Murphy has handled “all kinds of strange auctions” since joining his father’s business in 1980, including the sale of the Kalakala, a 1927 vintage former state ferry that, after years of drama, ended up being scrapped.


“This will be a challenge, and fun,” he said of the Duck-vehicle auction. “Because you get tired of the same old stuff. Backhoes and trailers.”

The sale of the Ducks vehicles — and everything in the bankrupted tour company’s Frelard-area garage — will also be the sale of Seattle history.

But Murphy and his son, Colin, who is in charge of the auction, are optimistic. People around the country, and the world, collect the amphibious vehicles, which were built by GMC for use by the U.S. Army during World War II. The first “duck tour” company was started in 1946 and is still in operation under the name Original Wisconsin Ducks.

“You might find someone duck-hunting on one in Eastern Washington, or in California or the Midwest,” Tim Murphy said.
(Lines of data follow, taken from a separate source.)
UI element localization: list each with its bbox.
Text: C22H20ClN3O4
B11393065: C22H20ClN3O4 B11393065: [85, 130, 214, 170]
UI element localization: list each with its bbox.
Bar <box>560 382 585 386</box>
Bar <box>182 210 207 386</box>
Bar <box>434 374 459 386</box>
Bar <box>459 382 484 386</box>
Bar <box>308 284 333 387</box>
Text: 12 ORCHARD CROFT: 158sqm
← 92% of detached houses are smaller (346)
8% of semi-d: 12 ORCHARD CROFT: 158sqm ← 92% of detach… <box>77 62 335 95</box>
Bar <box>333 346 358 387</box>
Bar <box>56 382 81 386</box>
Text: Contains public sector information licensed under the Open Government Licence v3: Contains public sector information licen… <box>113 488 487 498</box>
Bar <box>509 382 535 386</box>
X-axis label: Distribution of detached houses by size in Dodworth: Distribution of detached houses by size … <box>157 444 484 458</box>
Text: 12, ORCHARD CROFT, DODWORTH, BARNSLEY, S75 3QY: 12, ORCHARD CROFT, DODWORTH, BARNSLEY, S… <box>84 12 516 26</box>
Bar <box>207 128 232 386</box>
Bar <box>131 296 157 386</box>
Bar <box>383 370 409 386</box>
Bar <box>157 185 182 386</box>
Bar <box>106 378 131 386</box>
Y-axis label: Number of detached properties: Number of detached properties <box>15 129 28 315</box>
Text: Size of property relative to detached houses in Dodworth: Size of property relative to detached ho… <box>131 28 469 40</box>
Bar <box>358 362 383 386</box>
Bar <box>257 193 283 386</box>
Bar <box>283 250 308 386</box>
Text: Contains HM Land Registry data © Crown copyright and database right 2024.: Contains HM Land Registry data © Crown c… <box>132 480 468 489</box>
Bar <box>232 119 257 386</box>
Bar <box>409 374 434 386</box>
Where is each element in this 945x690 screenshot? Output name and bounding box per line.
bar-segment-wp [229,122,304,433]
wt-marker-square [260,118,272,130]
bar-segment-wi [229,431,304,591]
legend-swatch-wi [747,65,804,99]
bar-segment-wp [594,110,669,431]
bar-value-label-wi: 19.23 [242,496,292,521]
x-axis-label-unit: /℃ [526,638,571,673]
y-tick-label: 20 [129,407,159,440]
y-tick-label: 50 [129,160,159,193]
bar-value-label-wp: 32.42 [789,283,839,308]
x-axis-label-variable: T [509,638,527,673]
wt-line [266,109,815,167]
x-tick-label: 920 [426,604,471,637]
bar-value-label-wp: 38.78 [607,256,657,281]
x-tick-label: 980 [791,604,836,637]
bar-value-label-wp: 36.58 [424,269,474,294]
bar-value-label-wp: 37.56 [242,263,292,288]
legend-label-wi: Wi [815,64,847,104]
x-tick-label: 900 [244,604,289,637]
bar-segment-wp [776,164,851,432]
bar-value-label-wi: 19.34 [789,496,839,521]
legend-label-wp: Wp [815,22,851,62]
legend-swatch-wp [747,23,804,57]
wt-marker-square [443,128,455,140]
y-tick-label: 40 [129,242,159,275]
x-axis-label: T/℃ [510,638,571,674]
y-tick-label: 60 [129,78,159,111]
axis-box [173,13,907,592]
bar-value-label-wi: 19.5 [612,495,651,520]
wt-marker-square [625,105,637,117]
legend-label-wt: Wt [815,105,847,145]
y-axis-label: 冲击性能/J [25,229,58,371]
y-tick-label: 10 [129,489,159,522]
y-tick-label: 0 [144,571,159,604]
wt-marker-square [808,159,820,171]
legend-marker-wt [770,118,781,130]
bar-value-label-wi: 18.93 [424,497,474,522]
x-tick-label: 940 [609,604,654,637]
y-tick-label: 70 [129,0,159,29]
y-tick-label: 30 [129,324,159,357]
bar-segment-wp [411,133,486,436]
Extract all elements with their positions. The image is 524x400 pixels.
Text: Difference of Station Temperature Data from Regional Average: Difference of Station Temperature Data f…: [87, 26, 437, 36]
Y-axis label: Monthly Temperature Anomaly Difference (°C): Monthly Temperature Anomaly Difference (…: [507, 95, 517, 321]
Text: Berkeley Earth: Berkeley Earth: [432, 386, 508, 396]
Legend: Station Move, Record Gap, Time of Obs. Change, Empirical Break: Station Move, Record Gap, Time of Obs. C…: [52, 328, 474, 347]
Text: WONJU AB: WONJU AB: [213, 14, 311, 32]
“They could go into the movie business,” his son added. “There are all kinds of people who collect these things. They’re such a strange piece of equipment.”

The vehicles fit 25 people, have a 5,000-pound carrying capacity and can reach 50 mph on land, but only 5 mph in the water.


The auction lot includes 19 different Ducks vehicles, one built by GMC in 1944, seven in 1945 and the rest in the ’60s and ’70s. The newest one is a 1980 REO. Eleven of the 19 are road- and water-ready, Colin Murphy said.

Some are some custom painted in Seahawks, Washington State University or University of Washington colors.

“You never know,” Colin Murphy said of where those Ducks might land. “You’ve got alumni. Tailgating. Can you imagine showing up to a Husky football game in a Duck?”

The auction includes spare parts, tools and some Duck memorabilia, including the kiosk trailer that used to sit at Westlake Center.

Despite living in Seattle all their lives, neither of the Murphys have ever taken the Duck tour, or ridden in an amphibious vehicle.

Colin Murphy used to work at Michelangelo’s restaurant in the Seattle Center House, and walked past the Ducks tour office every day.


“I just never got around to doing it,” Colin Murphy said. “But they’re very interesting and unique and part of the Seattle I grew up with. We’d be dodging Ducks all the way to work.”

There’s one pretty raw-looking military amphibious vehicle for sale on eBay Motors, for parts. You have to go to North Carolina to get it. Its price: $12,785. There’s another for sale in the Netherlands for 5,000 euros.

Murphy declined to give any of the Ducks in his auction a value, and said there is no minimum bid, so anyone can be part of the action. Within hours of posting the lot, he said, he got a half-dozen calls about the Ducks.

“There’s definitely going to be users for them,” Murphy said. “They will find homes.”